Utilizing Machine Learning for Signal Classification and Noise Reduction in Amateur Radio
Jimi Sanchez
TL;DR
This work addresses the challenge of reliable amateur radio communication in noisy and interference-rich environments by applying machine learning to signal classification and noise reduction. It leverages spectrogram-based representations and CNN/RNN architectures, validated through SDR-collected datasets with diverse operating conditions, preprocessing, augmentation, and rigorous evaluation metrics such as $SNR$, $MSE$, and $BER$. The study demonstrates that ML-based denoising and signal classification can outperform traditional methods, achieving improved signal clarity, robustness, and real-time applicability in practical SDR deployments. The findings highlight the potential of adaptive, data-driven radio processing to enhance reliability in contesting, emergency, and everyday amateur radio operations, while outlining pathways to address scalability, domain integration, and security concerns.
Abstract
In the realm of amateur radio, the effective classification of signals and the mitigation of noise play crucial roles in ensuring reliable communication. Traditional methods for signal classification and noise reduction often rely on manual intervention and predefined thresholds, which can be labor-intensive and less adaptable to dynamic radio environments.

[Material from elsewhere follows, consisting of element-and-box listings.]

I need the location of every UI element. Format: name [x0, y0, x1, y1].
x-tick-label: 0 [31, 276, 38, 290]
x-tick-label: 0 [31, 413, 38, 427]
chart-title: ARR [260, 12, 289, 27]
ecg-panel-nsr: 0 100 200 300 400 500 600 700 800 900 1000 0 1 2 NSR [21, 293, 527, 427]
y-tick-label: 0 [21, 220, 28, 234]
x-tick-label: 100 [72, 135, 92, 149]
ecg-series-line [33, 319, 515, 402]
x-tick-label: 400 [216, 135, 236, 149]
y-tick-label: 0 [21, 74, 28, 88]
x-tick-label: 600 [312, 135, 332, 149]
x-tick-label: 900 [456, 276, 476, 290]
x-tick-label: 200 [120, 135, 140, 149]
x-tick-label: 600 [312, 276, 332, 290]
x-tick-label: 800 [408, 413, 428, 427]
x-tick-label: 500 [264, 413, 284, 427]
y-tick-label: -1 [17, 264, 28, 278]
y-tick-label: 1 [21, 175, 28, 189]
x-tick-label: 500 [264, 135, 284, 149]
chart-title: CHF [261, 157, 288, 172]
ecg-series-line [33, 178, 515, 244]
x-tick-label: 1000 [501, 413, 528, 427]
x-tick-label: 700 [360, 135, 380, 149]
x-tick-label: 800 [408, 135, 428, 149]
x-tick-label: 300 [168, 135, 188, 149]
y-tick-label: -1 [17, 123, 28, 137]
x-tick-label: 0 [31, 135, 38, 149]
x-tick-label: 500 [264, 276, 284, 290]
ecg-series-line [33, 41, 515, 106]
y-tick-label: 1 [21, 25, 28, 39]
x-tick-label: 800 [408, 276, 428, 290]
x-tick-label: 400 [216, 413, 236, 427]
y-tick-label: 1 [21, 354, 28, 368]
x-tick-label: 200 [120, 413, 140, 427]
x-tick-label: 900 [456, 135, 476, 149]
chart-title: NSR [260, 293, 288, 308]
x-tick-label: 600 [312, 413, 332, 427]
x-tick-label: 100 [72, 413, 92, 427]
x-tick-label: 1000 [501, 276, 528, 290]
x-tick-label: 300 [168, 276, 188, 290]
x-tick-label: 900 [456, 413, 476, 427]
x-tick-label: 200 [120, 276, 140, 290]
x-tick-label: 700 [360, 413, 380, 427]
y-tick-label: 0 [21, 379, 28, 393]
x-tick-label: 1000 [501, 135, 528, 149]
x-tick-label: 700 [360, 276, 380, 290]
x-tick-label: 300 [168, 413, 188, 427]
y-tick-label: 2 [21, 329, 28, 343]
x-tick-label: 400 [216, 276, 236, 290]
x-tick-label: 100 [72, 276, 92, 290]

In this paper, we explore the application of machine learning techniques for signal classification and noise reduction in amateur radio operations. We investigate the feasibility and effectiveness of employing supervised and unsupervised learning algorithms to automatically differentiate between desired signals and unwanted interference, as well as to reduce the impact of noise on received transmissions. Experimental results demonstrate the potential of machine learning approaches to enhance the efficiency and robustness of amateur radio communication systems, paving the way for more intelligent and adaptive radio solutions in the amateur radio community.